Welcome to the forum. What part of retrieve are you having problems with? A good recall is probably step #1. The other is to have a treat to trade once you get your dog and the object back to you.


----------



## musicgirl (Jul 26, 2009)

Train in steps and train backwards (ie. train from the last step of the retrieve, then add on the one before, and the one before..etc). So start with having the dog get interested in the toy, be willing to hold it, play with it, etc. Teach it to pick up the toy, and the drop it. Reward a lot. Then start tossing it to the dog, rewarding for every time the dog catches it and have it give it back to you. Eventually make the tosses a little further away, reward the dog for catching and giving it back to you. Eventually you'll be able to get it to the point where you can toss it a few feet away and have the dog running back expecting the treat for the release.

Hope that helps


----------



## PSmoot (Jun 25, 2011)

*Learning to retrieve at 3 y/o.*

Thank you. The trainer, not of Goldens, I had spoken with had told me that retrieving was no longer an option because the window of opportunity for training was in the first year.


----------



## FlyingQuizini (Oct 24, 2006)

PSmoot said:


> Thank you. The trainer, not of Goldens, I had spoken with had told me that retrieving was no longer an option because the window of opportunity for training was in the first year.


A dog is capable of learning for a lifetime.

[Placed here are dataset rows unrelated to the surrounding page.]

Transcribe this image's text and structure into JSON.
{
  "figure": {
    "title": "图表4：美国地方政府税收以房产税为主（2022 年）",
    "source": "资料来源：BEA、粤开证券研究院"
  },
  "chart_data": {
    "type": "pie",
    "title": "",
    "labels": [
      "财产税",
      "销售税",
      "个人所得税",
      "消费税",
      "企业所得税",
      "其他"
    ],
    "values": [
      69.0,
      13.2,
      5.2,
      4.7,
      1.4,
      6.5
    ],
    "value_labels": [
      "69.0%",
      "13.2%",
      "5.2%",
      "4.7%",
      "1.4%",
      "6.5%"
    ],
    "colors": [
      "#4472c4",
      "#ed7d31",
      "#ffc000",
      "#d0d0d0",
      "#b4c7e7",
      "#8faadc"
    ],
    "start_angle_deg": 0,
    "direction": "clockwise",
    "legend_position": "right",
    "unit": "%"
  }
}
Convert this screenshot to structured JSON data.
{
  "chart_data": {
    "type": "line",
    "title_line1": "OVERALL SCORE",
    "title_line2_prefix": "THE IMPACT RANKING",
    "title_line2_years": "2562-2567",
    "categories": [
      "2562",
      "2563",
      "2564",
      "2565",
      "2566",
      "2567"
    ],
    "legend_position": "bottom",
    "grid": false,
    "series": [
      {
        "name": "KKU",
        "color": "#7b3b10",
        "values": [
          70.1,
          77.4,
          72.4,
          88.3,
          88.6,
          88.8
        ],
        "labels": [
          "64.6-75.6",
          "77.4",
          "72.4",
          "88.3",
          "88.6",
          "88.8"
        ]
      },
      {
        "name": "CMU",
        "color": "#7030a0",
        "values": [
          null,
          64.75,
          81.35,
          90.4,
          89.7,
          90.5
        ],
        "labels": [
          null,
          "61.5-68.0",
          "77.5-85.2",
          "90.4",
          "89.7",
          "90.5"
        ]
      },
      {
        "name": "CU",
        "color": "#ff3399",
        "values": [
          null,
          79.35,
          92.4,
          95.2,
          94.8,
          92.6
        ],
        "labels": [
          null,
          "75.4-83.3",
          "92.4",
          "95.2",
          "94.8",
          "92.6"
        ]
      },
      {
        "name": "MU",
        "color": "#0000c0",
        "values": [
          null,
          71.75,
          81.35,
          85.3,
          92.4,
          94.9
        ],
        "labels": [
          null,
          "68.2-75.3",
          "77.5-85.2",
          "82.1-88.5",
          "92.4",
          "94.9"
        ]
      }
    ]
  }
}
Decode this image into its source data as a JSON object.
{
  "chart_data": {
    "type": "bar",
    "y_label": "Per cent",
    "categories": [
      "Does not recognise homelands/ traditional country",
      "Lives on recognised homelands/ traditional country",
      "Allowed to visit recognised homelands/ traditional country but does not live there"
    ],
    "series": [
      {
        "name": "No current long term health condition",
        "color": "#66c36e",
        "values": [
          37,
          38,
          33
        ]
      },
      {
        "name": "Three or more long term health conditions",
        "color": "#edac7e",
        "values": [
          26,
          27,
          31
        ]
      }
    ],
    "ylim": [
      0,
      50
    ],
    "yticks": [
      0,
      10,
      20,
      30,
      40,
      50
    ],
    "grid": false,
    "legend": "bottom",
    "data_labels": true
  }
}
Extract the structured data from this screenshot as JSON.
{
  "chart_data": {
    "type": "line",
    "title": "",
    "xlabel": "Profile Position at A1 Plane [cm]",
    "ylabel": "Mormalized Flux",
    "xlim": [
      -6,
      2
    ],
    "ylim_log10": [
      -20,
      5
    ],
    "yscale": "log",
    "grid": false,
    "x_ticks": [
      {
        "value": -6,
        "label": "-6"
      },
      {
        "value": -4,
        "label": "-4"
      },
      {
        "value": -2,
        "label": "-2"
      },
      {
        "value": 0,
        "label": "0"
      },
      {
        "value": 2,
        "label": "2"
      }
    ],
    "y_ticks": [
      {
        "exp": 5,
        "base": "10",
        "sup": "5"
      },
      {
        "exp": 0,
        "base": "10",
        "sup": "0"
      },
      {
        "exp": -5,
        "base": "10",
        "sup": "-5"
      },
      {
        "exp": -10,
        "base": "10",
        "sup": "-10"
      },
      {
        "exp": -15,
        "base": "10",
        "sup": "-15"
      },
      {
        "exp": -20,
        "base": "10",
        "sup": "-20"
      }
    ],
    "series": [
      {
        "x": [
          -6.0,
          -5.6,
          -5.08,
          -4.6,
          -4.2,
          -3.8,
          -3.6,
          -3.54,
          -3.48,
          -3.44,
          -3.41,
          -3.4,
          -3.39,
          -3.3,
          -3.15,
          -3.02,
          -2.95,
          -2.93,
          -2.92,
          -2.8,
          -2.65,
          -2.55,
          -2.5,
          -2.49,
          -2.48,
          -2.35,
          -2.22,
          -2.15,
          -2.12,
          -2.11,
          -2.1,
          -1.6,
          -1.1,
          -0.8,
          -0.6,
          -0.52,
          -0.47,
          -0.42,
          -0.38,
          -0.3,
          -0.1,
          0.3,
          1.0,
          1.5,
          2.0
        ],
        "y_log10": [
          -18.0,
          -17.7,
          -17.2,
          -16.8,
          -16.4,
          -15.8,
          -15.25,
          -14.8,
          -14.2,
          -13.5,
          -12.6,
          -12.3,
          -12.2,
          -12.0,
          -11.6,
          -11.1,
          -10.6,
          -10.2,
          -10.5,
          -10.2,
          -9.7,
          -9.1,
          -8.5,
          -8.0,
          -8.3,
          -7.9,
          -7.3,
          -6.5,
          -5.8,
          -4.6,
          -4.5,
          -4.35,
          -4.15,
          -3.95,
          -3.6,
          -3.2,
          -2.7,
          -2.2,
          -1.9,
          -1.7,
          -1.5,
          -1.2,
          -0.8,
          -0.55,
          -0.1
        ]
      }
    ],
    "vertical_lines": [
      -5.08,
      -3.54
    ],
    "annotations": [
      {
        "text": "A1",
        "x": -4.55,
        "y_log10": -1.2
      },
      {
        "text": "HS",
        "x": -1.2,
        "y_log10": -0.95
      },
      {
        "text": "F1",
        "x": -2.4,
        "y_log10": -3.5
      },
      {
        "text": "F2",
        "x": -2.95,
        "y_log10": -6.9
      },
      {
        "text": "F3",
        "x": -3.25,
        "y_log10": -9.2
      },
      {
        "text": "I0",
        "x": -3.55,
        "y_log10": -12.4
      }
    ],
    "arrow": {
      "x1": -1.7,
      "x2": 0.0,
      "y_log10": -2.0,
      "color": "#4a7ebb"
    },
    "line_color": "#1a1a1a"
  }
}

Do you mean retrieving birds in a hunting situation, or toys in a play-retrieve situation?


----------



## musicgirl (Jul 26, 2009)

It may be HARDER to train when they're older, but not impossible...but 3 is not old anyway.


----------



## SouthernGold (Jun 21, 2011)

I started training my Buckshot at 2 years, 6 months. He achieved his Junior Hunter title at 2 yrs 11 mos. If you want him to retrieve in a hunting situation, I'd go to an AKC hunt test and talk to the folks there about training. You'll find a lot of folks there who love to share their knowledge.
If you're wanting him to retrieve toys, tennis balls, etc, I'd make it as much fun as you can, and reward him with lots of praise and affection for every successful retrieve. If your dog has no desire to retrieve, and doesn't enjoy it, the problem is not his age, but either a lack of desire due to breeding or maybe lack of opportunity. In either case, make it a lot of fun, and your dog will soon catch on.

*BUCKSHOT*


----------



## vcm5 (Apr 20, 2011)

That is silly! It may be more difficult, but it is certainly not impossible to teach an older dog to retrieve. Plus, like was said, three isn't even that old!!


----------